In the case of a simple mixture of distributions, you can get an efficient sampler via the 'hack' you first mentioned:
This particular case could be hacked around by picking one distribution or the other to sample before-hand, but I'd like to do it with a single distribution, especially since I might need to tweak the overall distribution later.
This is actually a case of Gibbs sampling, which is very prevalent in statistics. It's very flexible, and if you know the number of mixtures you're using, it will probably be hard to beat. Choose one individual distribution from the entire ensemble to sample from, and then sample from that conditional distribution. Rinse and repeat.
Here's a simple, unoptimized Haskell implementation for a mixture-of-Gaussians Gibbs sampler. It's pretty basic, but you get the idea:
import System.Random
import Control.Monad.State
type ModeList = [(Double, Double)] -- A list of mean/stdev pairs, for each mode.
-- Generate a Gaussian (0, 1) variate.
boxMuller :: StdGen -> (Double, StdGen)
boxMuller gen = (sqrt (-2 * log u1) * cos (2 * pi * u2), gen'')
where (u1, gen') = randomR (0, 1) gen
(u2, gen'') = randomR (0, 1) gen'
sampler :: ModeList -> State StdGen Double
sampler modeInfo = do
gen <- get
let n = length modeInfo
(z0, g0) = boxMuller gen
(c, g1) = randomR (0, n - 1) g0 -- Sample from the components.
(cmu, csig) = modeInfo !! c
put g1
return $ cmu + csig * z0 -- Sample from the conditional distribution.
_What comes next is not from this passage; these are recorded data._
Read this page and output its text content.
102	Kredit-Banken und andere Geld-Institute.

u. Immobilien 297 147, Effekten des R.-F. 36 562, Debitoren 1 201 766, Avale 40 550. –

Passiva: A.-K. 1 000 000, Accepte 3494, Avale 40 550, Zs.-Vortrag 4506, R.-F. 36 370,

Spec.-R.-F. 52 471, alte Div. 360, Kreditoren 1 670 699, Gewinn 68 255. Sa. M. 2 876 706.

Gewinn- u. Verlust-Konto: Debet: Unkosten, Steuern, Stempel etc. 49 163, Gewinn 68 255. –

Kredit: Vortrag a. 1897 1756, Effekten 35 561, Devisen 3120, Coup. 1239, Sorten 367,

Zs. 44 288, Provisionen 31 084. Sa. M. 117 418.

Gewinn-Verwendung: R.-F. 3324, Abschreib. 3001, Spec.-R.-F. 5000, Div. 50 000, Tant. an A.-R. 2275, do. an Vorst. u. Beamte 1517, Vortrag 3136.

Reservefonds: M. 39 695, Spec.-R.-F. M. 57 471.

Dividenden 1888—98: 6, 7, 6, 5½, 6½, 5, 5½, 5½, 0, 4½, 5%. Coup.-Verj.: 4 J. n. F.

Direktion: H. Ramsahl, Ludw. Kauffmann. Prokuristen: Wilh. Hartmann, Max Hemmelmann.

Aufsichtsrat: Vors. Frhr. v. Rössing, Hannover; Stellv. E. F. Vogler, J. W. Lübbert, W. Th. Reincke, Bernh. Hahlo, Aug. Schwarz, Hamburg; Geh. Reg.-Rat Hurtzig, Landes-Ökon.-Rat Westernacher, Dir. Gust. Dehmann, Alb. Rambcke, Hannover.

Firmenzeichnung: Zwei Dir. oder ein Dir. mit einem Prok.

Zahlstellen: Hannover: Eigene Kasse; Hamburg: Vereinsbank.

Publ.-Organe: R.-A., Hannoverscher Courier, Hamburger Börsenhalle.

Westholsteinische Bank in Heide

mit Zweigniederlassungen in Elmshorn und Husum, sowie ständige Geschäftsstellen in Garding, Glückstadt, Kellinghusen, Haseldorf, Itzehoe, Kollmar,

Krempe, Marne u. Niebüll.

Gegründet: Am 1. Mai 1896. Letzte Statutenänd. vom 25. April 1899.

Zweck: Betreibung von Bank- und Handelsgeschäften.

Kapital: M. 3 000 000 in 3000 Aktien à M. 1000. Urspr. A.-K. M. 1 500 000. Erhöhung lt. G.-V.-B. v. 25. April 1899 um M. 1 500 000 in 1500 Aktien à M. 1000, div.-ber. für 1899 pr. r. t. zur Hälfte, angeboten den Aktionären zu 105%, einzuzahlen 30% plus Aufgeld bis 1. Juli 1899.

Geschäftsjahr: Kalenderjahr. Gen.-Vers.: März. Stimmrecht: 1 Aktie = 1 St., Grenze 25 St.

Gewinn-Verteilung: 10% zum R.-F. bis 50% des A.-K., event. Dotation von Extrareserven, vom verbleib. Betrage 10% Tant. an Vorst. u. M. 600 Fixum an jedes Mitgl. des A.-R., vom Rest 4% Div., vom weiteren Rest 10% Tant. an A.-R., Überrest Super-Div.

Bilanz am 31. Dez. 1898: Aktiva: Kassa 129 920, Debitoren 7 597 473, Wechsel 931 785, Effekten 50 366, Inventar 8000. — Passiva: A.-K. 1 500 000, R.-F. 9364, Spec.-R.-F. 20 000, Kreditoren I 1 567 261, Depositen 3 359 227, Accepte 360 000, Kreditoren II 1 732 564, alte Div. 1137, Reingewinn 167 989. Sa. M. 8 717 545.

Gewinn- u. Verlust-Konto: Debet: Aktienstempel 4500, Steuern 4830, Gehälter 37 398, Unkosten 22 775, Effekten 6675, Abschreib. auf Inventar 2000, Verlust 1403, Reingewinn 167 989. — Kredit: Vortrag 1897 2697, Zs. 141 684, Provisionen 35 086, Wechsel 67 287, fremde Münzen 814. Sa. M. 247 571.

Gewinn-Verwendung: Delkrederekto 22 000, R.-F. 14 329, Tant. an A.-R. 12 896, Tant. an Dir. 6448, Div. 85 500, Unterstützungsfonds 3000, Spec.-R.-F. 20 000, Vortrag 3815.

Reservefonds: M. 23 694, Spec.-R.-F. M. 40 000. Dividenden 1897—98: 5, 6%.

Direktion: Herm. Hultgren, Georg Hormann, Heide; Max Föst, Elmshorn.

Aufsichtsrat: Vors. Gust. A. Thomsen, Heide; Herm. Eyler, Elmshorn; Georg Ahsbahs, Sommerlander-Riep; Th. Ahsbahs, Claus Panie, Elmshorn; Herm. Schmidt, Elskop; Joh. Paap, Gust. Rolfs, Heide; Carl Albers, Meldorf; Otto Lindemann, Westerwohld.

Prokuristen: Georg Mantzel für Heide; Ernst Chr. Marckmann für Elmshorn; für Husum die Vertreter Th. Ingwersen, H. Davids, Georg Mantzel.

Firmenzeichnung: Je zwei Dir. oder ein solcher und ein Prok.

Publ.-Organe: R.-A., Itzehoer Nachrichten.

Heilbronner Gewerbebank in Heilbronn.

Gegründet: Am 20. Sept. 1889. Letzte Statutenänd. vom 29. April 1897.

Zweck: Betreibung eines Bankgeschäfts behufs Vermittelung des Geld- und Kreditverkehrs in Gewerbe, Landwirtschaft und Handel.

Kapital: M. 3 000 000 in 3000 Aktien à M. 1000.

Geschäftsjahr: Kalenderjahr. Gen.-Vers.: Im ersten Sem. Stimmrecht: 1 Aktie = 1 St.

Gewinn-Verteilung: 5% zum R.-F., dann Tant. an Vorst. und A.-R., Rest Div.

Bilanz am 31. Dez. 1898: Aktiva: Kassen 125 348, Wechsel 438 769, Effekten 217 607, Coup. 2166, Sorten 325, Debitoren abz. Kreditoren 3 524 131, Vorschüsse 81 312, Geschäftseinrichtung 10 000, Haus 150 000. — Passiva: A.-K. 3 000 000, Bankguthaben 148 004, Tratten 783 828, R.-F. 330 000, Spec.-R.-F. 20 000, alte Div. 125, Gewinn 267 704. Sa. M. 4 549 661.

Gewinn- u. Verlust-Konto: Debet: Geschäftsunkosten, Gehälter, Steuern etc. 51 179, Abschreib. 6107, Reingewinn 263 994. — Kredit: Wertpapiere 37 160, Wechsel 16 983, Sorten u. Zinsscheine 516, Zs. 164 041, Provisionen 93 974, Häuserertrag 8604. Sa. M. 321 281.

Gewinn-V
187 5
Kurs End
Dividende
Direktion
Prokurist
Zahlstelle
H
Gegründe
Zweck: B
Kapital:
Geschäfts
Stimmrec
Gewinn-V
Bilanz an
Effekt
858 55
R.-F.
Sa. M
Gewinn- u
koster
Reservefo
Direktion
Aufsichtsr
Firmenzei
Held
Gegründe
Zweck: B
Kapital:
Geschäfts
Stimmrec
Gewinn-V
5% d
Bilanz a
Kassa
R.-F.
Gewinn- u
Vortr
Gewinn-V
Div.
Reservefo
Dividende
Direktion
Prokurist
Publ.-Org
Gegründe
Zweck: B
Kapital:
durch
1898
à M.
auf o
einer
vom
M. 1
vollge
Here's a example run: sampling 100 times from a one-dimensional mixture of two Gaussians. The modes are at x = -3 and x = 2.5, and each mixture component has its own separate variance. You could add as many modes as you want here.
main = do
let gen = mkStdGen 42
modeInfo = [(2.5, 1.0), (-3, 1.5)]
samples = (`evalState` gen) . replicateM 100 $ sampler modeInfo
print samples
Here's a smoothed density plot of those 100 samples (using R and ggplot2):
A more general purpose algorithm would be a rejection or importance sampler, and in the case of more complicated distributions you're probably going to want to hand-roll an appropriate MCMC routine. Here is a good introduction to Monte Carlo and MCMC.
Hmmmm. The best way I'm familiar with is to adapt the MonadRandom package to get a "probability monad", borrowing some tools from http://en.wikipedia.org/wiki/Normal_distribution#Generating_values_from_normal_distribution :
getRandomStrictlyBetween :: (Ord a, Random a, RandomGen m) =>
(a, a) -> a
getRandomStrictlyBetween (lo, hi) = do
x <- getRandomR (lo, hi)
-- x is uniformly randomly chosen from the *closed* interval
if lo < x && x < hi then return x else getRandomStrictlyBetween (lo, hi)
normalValue :: MonadRandom m => m Double
normalValue = do
u <- getRandomStrictlyBetween (0, 1)
v <- getRandomStrictlyBetween (0, 2 * pi)
return (sqrt (-2 * log u) * cos v) -- according to Wikipedia
and then you can derive more or less arbitrary distributions; for example, to get the distribution of a random variable that is y with probability p and z with probability (1 - p), you just write
do alpha <- getRandom -- double chosen from [0, 1)
if alpha < p then y else z
of which bimodal distributions appear to be a special case. To sample from these distributions, just do evalRandIO distribution to sample in the IO monad.